When folks talk about the performance of Julia's JIT, they're generally talking ...

When folks talk about the performance of Julia's JIT, they're generally talking about the compile-time overhead (and not the runtime speed). Type inference is one part of the compile-time overhead that enables improved runtime speed... but I think you're actually curious about runtime speed.

Julia aggressively compiles multiple specialized versions of almost all the methods it encounters — one specialization for each unique combination of the argument types you pass. Even if you only define a single method `f(x,y) = 3x+2y`, Julia will compile a specialized floating point implementation when you call `f(2.5, 3.5)`, an integer implementation when you call `f(1, 2)`, and so on.

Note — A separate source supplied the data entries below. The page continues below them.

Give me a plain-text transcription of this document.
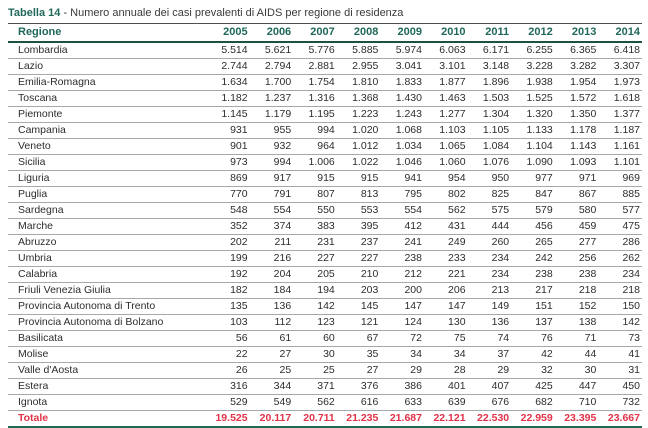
Tabella 14 - Numero annuale dei casi prevalenti di AIDS per regione di residenza
Regione	2005	2006	2007	2008	2009	2010	2011	2012	2013	2014
Lombardia	5.514	5.621	5.776	5.885	5.974	6.063	6.171	6.255	6.365	6.418
Lazio	2.744	2.794	2.881	2.955	3.041	3.101	3.148	3.228	3.282	3.307
Emilia-Romagna	1.634	1.700	1.754	1.810	1.833	1.877	1.896	1.938	1.954	1.973
Toscana	1.182	1.237	1.316	1.368	1.430	1.463	1.503	1.525	1.572	1.618
Piemonte	1.145	1.179	1.195	1.223	1.243	1.277	1.304	1.320	1.350	1.377
Campania	931	955	994	1.020	1.068	1.103	1.105	1.133	1.178	1.187
Veneto	901	932	964	1.012	1.034	1.065	1.084	1.104	1.143	1.161
Sicilia	973	994	1.006	1.022	1.046	1.060	1.076	1.090	1.093	1.101
Liguria	869	917	915	915	941	954	950	977	971	969
Puglia	770	791	807	813	795	802	825	847	867	885
Sardegna	548	554	550	553	554	562	575	579	580	577
Marche	352	374	383	395	412	431	444	456	459	475
Abruzzo	202	211	231	237	241	249	260	265	277	286
Umbria	199	216	227	227	238	233	234	242	256	262
Calabria	192	204	205	210	212	221	234	238	238	234
Friuli Venezia Giulia	182	184	194	203	200	206	213	217	218	218
Provincia Autonoma di Trento	135	136	142	145	147	147	149	151	152	150
Provincia Autonoma di Bolzano	103	112	123	121	124	130	136	137	138	142
Basilicata	56	61	60	67	72	75	74	76	71	73
Molise	22	27	30	35	34	34	37	42	44	41
Valle d'Aosta	26	25	25	27	29	28	29	32	30	31
Estera	316	344	371	376	386	401	407	425	447	450
Ignota	529	549	562	616	633	639	676	682	710	732
Totale	19.525	20.117	20.711	21.235	21.687	22.121	22.530	22.959	23.395	23.667
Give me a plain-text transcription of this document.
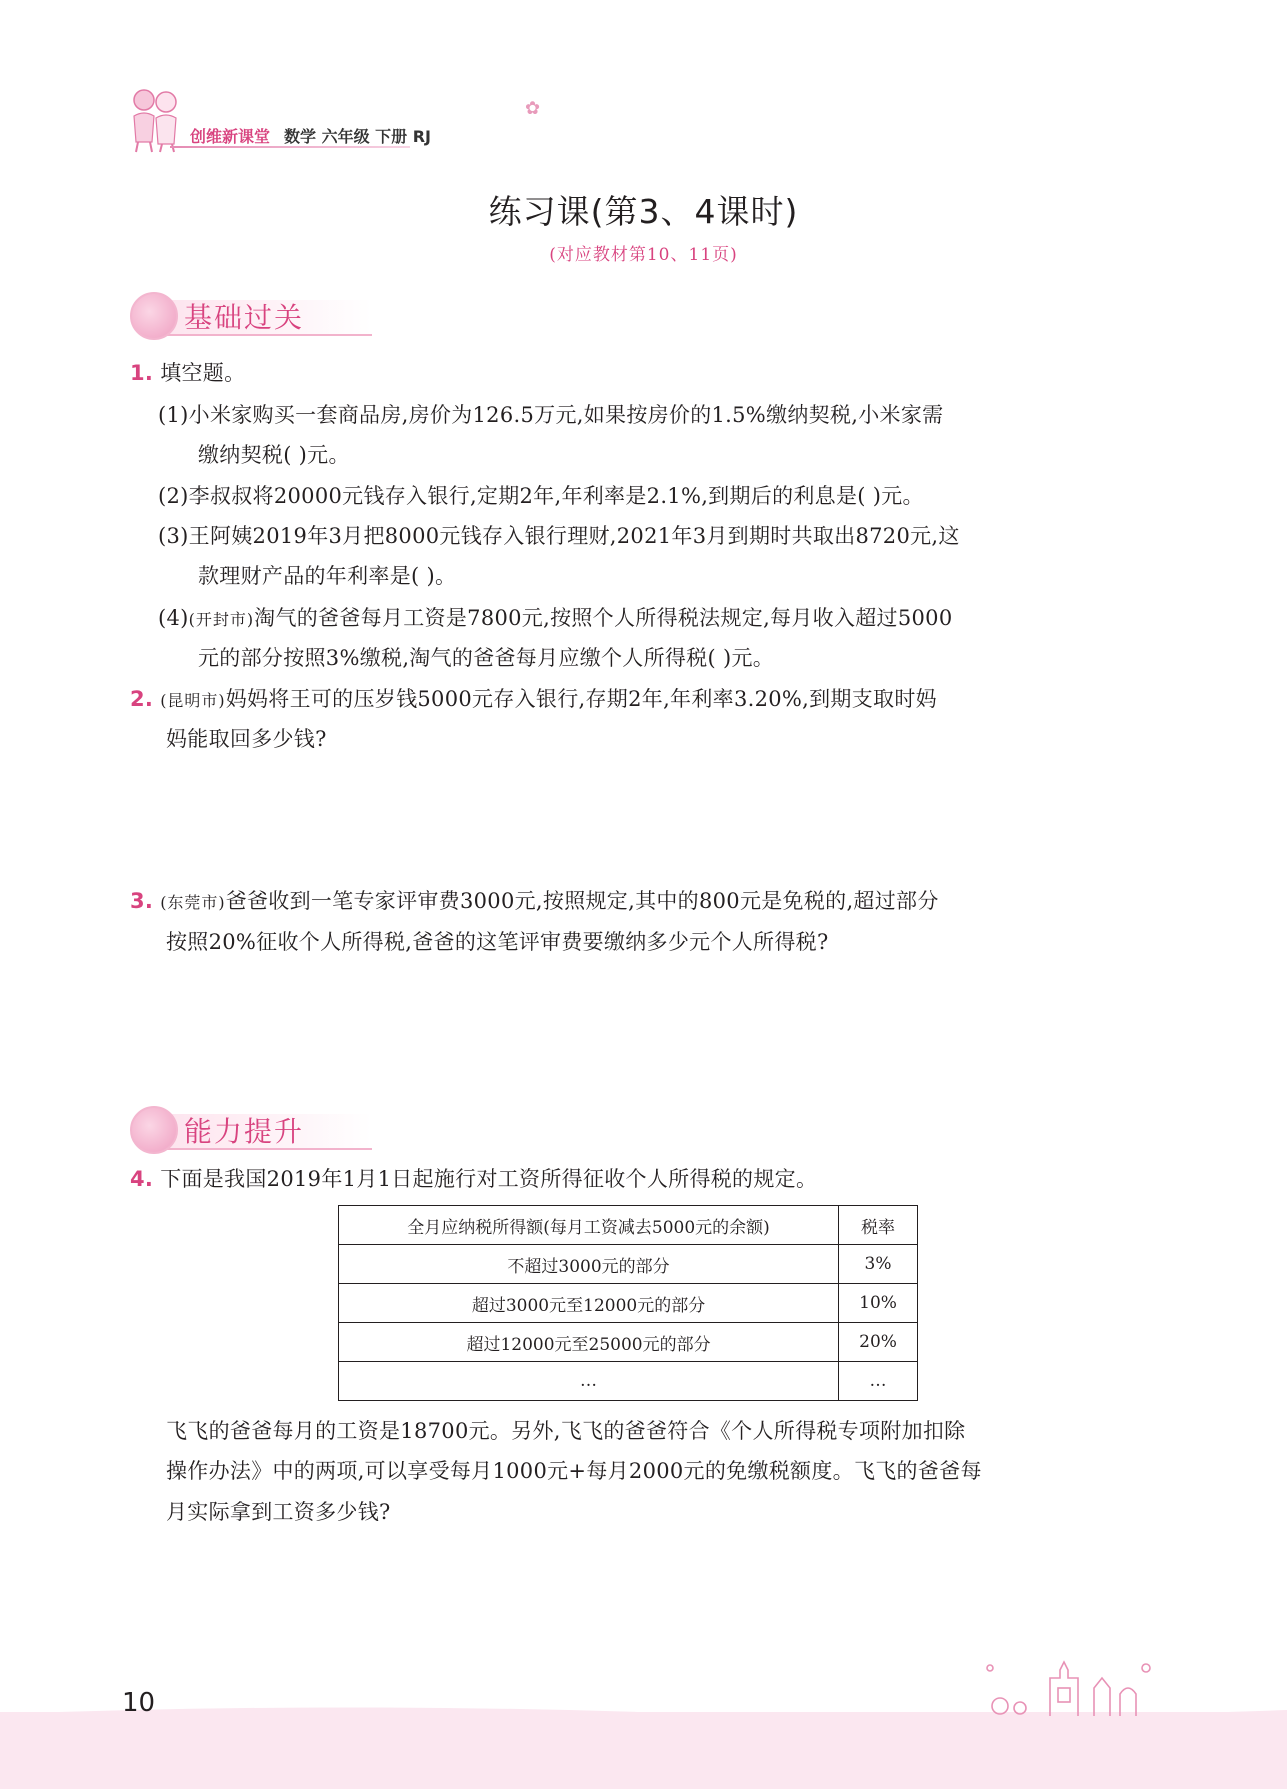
创维新课堂 数学 六年级 下册 RJ
✿
练习课(第3、4课时)
(对应教材第10、11页)
基础过关
1. 填空题。
(1)小米家购买一套商品房,房价为126.5万元,如果按房价的1.5%缴纳契税,小米家需
缴纳契税( )元。
(2)李叔叔将20000元钱存入银行,定期2年,年利率是2.1%,到期后的利息是( )元。
(3)王阿姨2019年3月把8000元钱存入银行理财,2021年3月到期时共取出8720元,这
款理财产品的年利率是( )。
(4)(开封市)淘气的爸爸每月工资是7800元,按照个人所得税法规定,每月收入超过5000
元的部分按照3%缴税,淘气的爸爸每月应缴个人所得税( )元。
2. (昆明市)妈妈将王可的压岁钱5000元存入银行,存期2年,年利率3.20%,到期支取时妈
妈能取回多少钱?
3. (东莞市)爸爸收到一笔专家评审费3000元,按照规定,其中的800元是免税的,超过部分
按照20%征收个人所得税,爸爸的这笔评审费要缴纳多少元个人所得税?
能力提升
4. 下面是我国2019年1月1日起施行对工资所得征收个人所得税的规定。
全月应纳税所得额(每月工资减去5000元的余额)	税率
不超过3000元的部分	3%
超过3000元至12000元的部分	10%
超过12000元至25000元的部分	20%
…	…
飞飞的爸爸每月的工资是18700元。另外,飞飞的爸爸符合《个人所得税专项附加扣除
操作办法》中的两项,可以享受每月1000元+每月2000元的免缴税额度。飞飞的爸爸每
月实际拿到工资多少钱?
10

It's this very aggressive compilation of everything many times over that makes Julia infamously slow to start and fast to run.

Inside each of these specializations, Julia concretely knows the type of `x` and `y`. And so it can — while compiling it — look up exactly which multiplication method it should use to compute `3x` and `2y`, inline them, infer the types of the results, lookup which `+` method to call, and inline it.

Even if you end up calling bigger functions that don't inline, Julia can hard-code the pointer to the exact specialization of every function you call because it's in a context where it knows the exact types of everything.

So it's a bit of a chicken-and-egg question. Julia's JIT (typically) compiles specializations of methods with precisely known argument types. This makes does make inference easier: every function call is a fresh start! If at any point inference loses the trail, it's ok, Julia just compiles it pessimistically to handle any type and can lookup the exact method/specialization that's needed for each function call on-demand (potentially compiling it and getting a new fresh start if needed), and then you're back on the happy well-inferred and super-specialized path.